HSBC CEO calls for higher rates to fight inflation
"I'm not a great fan of regulation ... but there will be a need to look at the model in that area," he said, adding that banks should focus on lending and investment advisers on advising clients, although he did not call for any specific measures.
"The investment banking model is flawed," Geoghegan said.
"If banks aren't strong, they should be restructured or taken over," he added.
HSBC, which Geoghegan said has no plans for a share buyback, has managed to weather the credit crisis that erupted last summer better than many of its peers thanks to a significant presence in emerging markets in Asia and the Middle East.
In the first quarter of this year, the lender booked a bad debt charge related to its U.S. consumer finance business of $3.2 billion (1.6 billion pounds), less than the $4.6 billion in the previous quarter but double the level of the first quarter in 2007.
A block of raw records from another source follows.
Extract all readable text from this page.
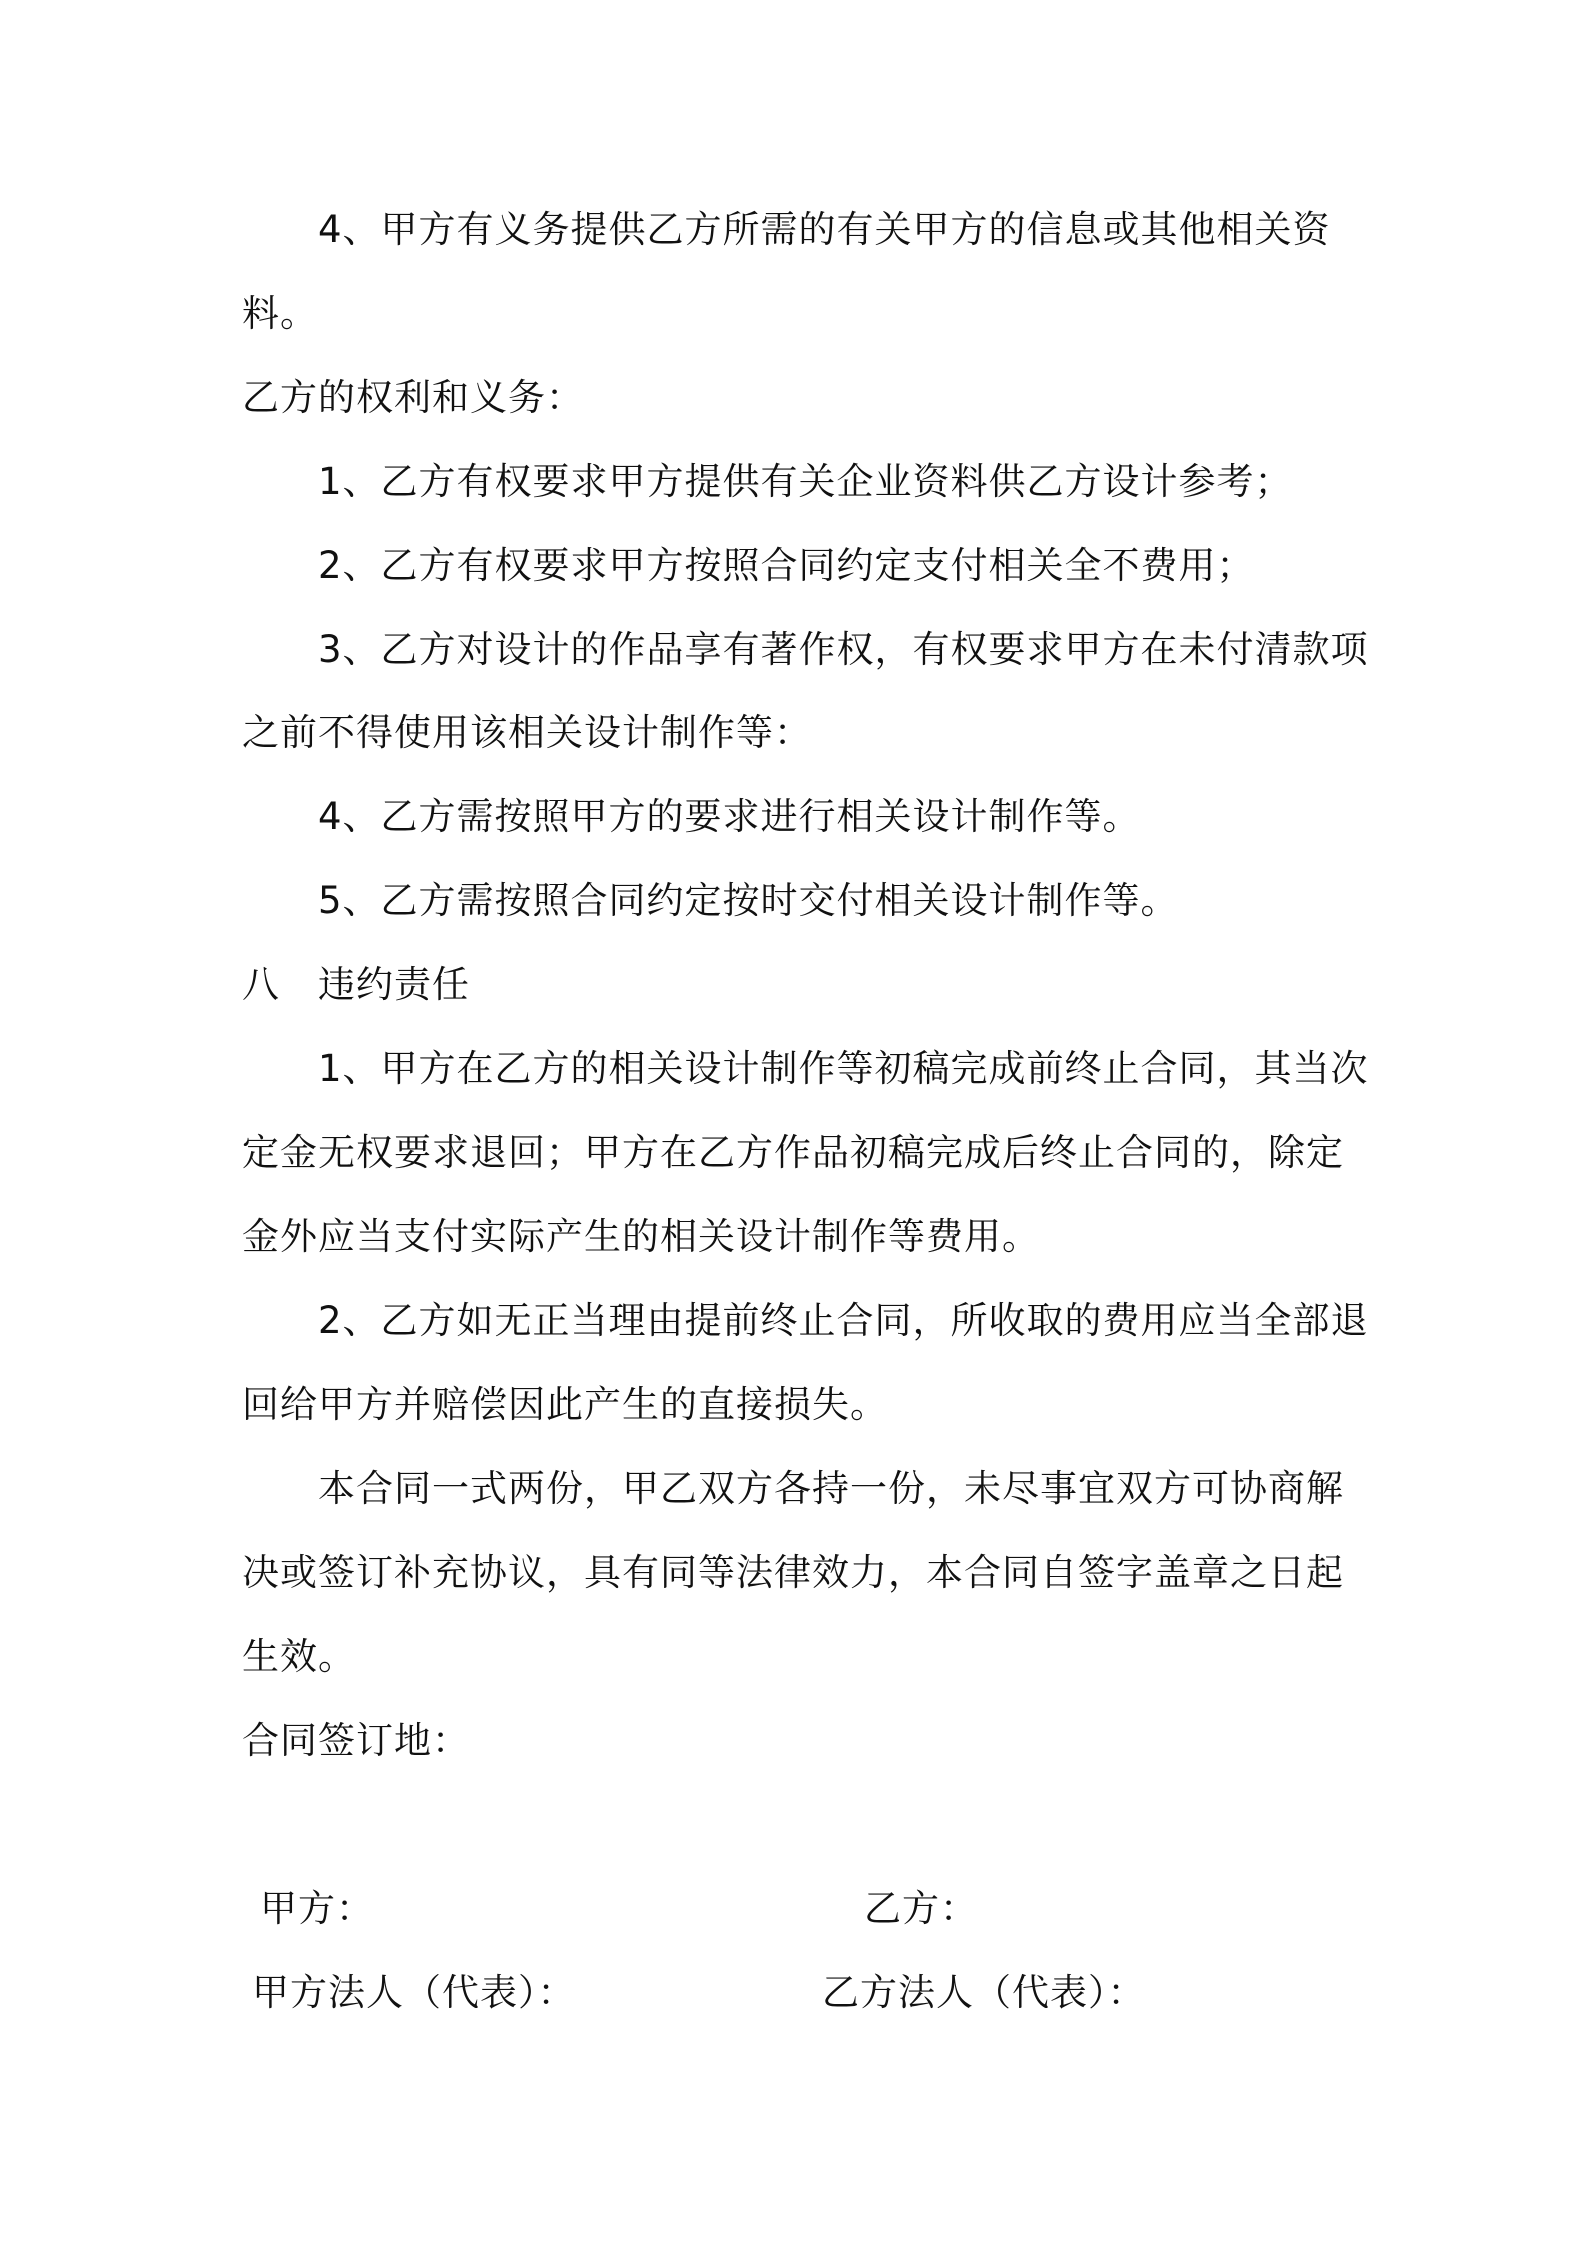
4、甲方有义务提供乙方所需的有关甲方的信息或其他相关资
料。
乙方的权利和义务：
1、乙方有权要求甲方提供有关企业资料供乙方设计参考；
2、乙方有权要求甲方按照合同约定支付相关全不费用；
3、乙方对设计的作品享有著作权，有权要求甲方在未付清款项
之前不得使用该相关设计制作等：
4、乙方需按照甲方的要求进行相关设计制作等。
5、乙方需按照合同约定按时交付相关设计制作等。
八　违约责任
1、甲方在乙方的相关设计制作等初稿完成前终止合同，其当次
定金无权要求退回；甲方在乙方作品初稿完成后终止合同的，除定
金外应当支付实际产生的相关设计制作等费用。
2、乙方如无正当理由提前终止合同，所收取的费用应当全部退
回给甲方并赔偿因此产生的直接损失。
本合同一式两份，甲乙双方各持一份，未尽事宜双方可协商解
决或签订补充协议，具有同等法律效力，本合同自签字盖章之日起
生效。
合同签订地：
甲方：	乙方：
甲方法人（代表）：	乙方法人（代表）：
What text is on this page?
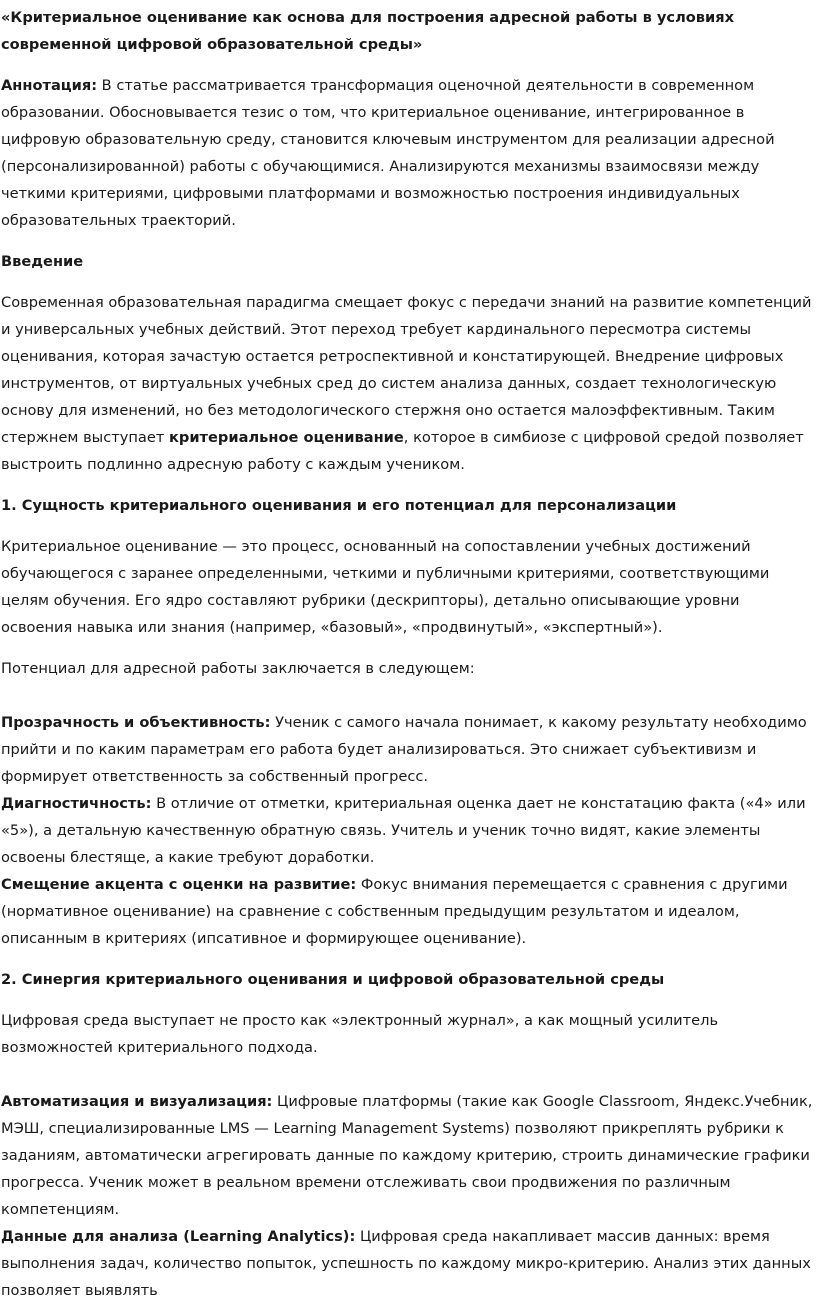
«Критериальное оценивание как основа для построения адресной работы в условиях современной цифровой образовательной среды»

Аннотация: В статье рассматривается трансформация оценочной деятельности в современном образовании. Обосновывается тезис о том, что критериальное оценивание, интегрированное в цифровую образовательную среду, становится ключевым инструментом для реализации адресной (персонализированной) работы с обучающимися. Анализируются механизмы взаимосвязи между четкими критериями, цифровыми платформами и возможностью построения индивидуальных образовательных траекторий.

Введение

Современная образовательная парадигма смещает фокус с передачи знаний на развитие компетенций и универсальных учебных действий. Этот переход требует кардинального пересмотра системы оценивания, которая зачастую остается ретроспективной и констатирующей. Внедрение цифровых инструментов, от виртуальных учебных сред до систем анализа данных, создает технологическую основу для изменений, но без методологического стержня оно остается малоэффективным. Таким стержнем выступает критериальное оценивание, которое в симбиозе с цифровой средой позволяет выстроить подлинно адресную работу с каждым учеником.

1. Сущность критериального оценивания и его потенциал для персонализации

Критериальное оценивание — это процесс, основанный на сопоставлении учебных достижений обучающегося с заранее определенными, четкими и публичными критериями, соответствующими целям обучения. Его ядро составляют рубрики (дескрипторы), детально описывающие уровни освоения навыка или знания (например, «базовый», «продвинутый», «экспертный»).

Потенциал для адресной работы заключается в следующем:

Прозрачность и объективность: Ученик с самого начала понимает, к какому результату необходимо прийти и по каким параметрам его работа будет анализироваться. Это снижает субъективизм и формирует ответственность за собственный прогресс.

Диагностичность: В отличие от отметки, критериальная оценка дает не констатацию факта («4» или «5»), а детальную качественную обратную связь. Учитель и ученик точно видят, какие элементы освоены блестяще, а какие требуют доработки.

Смещение акцента с оценки на развитие: Фокус внимания перемещается с сравнения с другими (нормативное оценивание) на сравнение с собственным предыдущим результатом и идеалом, описанным в критериях (ипсативное и формирующее оценивание).

2. Синергия критериального оценивания и цифровой образовательной среды

Цифровая среда выступает не просто как «электронный журнал», а как мощный усилитель возможностей критериального подхода.

Автоматизация и визуализация: Цифровые платформы (такие как Google Classroom, Яндекс.Учебник, МЭШ, специализированные LMS — Learning Management Systems) позволяют прикреплять рубрики к заданиям, автоматически агрегировать данные по каждому критерию, строить динамические графики прогресса. Ученик может в реальном времени отслеживать свои продвижения по различным компетенциям.

Данные для анализа (Learning Analytics): Цифровая среда накапливает массив данных: время выполнения задач, количество попыток, успешность по каждому микро-критерию. Анализ этих данных позволяет выявлять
Geoghegan, speaking to reporters following an informal shareholders' meeting in Hong Kong, declined to project any further provision to cover subprime losses, but added that 80 percent of customers in the U.S. finance unit are still paying their mortgage bills.
Earlier this month, the bank said first quarter profit was higher than a year ago despite some $5 billion in write-downs and charges related to bad debts.
HSBC, whose shares were down 0.44 percent in London trade on Tuesday after closing 0.31 percent higher in Hong Kong, is due to report its first-half results on August 4.